The suspected gunman fired several shots toward the stage from an elevated position outside the rally site, according to Anthony Guglielmi, a Secret Service spokesman. One participant died and two others were seriously injured, Guglielmi said in a statement. The alleged shooter was “neutralized” by a Secret Service agent and later died, Guglielmi said.

See more information: Politicians condemn shooting at Trump rally.

In his Truth Social post, Trump said nothing was yet known about the shooter. A video shared with TIME showed officers removing a body from the scene.

James Sweetland, a retired emergency room doctor, told TIME at the scene that he performed CPR on a man who had been shot in the head and had blood coming out of his mouth. “He wasn’t breathing,” said Sweetland, 70, whose shirt was stained with blood. “I got other people to help me put him on one of the benches and we performed cardiopulmonary resuscitation on him. I couldn’t feel the pulse.” It was unclear whether the man survived.

Scott Sosso, 47, was sitting in the stands with his son Luka, 18, when the shots rang out. “You hear pop, pop, pop,” Sosso said. “Ten seconds later, you hear ‘Someone got shot!’ The next thing you know, everyone has entered our section.

Darrin Mohney, 36, said the shooting sounded like fireworks. “Everyone kind of froze, and the next thing you know, after the second round and the third pitch, everyone started hitting the deck,” he said.

Speaking to news cameras Saturday night from Rehoboth, Delaware, President Biden said he was “thoroughly briefed” by Secret Service and Homeland Security officials. “I tried to contact Donald. He was with his doctors. I intend to talk to him soon.”

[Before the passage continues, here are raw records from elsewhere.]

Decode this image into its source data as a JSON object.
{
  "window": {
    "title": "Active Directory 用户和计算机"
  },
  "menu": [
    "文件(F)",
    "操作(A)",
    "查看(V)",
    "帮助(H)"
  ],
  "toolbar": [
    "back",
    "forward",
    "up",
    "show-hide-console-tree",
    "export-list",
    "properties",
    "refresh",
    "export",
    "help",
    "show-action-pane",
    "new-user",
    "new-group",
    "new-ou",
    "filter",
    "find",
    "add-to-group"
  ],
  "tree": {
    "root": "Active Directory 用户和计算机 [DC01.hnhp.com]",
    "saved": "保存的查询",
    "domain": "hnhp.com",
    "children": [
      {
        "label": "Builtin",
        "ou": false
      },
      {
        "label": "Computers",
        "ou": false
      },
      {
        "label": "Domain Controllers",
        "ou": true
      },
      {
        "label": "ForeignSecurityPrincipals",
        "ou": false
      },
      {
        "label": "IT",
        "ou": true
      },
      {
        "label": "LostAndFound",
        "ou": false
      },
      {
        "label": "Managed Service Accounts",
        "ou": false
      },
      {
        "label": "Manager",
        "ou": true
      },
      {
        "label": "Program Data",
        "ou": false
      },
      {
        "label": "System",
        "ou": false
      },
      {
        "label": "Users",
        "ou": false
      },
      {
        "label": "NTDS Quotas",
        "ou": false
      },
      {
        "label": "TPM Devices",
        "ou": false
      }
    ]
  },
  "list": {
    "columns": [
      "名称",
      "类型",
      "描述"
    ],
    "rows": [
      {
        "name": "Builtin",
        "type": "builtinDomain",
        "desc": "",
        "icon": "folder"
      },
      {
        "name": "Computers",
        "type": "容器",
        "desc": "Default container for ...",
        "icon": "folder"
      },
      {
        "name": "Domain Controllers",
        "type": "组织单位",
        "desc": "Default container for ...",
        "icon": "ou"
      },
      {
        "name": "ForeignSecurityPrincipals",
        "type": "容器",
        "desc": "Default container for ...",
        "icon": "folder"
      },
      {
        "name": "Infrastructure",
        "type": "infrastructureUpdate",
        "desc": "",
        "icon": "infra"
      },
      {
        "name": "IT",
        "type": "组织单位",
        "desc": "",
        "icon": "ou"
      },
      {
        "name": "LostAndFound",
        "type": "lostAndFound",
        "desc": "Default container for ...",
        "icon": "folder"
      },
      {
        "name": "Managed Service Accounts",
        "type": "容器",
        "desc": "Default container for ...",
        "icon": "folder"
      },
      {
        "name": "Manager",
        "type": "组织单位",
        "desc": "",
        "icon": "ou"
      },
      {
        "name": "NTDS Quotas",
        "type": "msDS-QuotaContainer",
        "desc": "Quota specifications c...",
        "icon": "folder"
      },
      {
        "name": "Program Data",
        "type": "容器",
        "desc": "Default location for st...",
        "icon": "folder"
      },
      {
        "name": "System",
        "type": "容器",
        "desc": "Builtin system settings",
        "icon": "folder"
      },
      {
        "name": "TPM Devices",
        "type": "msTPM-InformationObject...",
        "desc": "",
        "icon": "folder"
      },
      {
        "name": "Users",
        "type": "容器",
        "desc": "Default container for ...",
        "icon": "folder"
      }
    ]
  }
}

“Look, there’s no place in America for this kind of violence,” Biden said. “It’s sick. It’s sick. It’s one of the reasons we have to unite the country. We can’t allow this to happen. We can’t be like this. We can’t tolerate this.”

When a reporter asked if he thought it was an assassination attempt, Biden said, “I have an opinion, but I don’t have any facts.”

The Biden campaign said it was “pausing all external communications and working to remove our television ads as quickly as possible,” according to a campaign official.

Former President George W. Bush expressed gratitude that Trump was safe “after the cowardly attack on his life.”

Many present at the scene were filled with disbelief and outrage at the massive security breach that allowed an armed individual to shoot a former president.

“I’m shocked that someone was able to shoot, but not that they tried to do it,” says Danny Altmire, 56.

House Oversight Chairman James Comer, a Kentucky Republican, said he contacted the Secret Service for a briefing and summoned the agency’s director, Kimberly Cheatle, to appear at a hearing. In a separate statement, he condemned what he called an “assassination attempt.”

Republican Senator J.D. Vance of Ohio, a finalist to be Trump’s running mate, suggested in an X post that Biden’s campaign rhetoric led to the incident.

“Today is not just an isolated incident,” Vance he wrote. “The central premise of the Biden campaign is that President Donald Trump is an authoritarian fascist who must be stopped at all costs. This rhetoric led directly to the attempted assassination of President Trump.”

Donald Trump Jr. told TIME in a text message that his father was “in a great mood. He will never stop fighting to save America, no matter what the radical left throws at him.”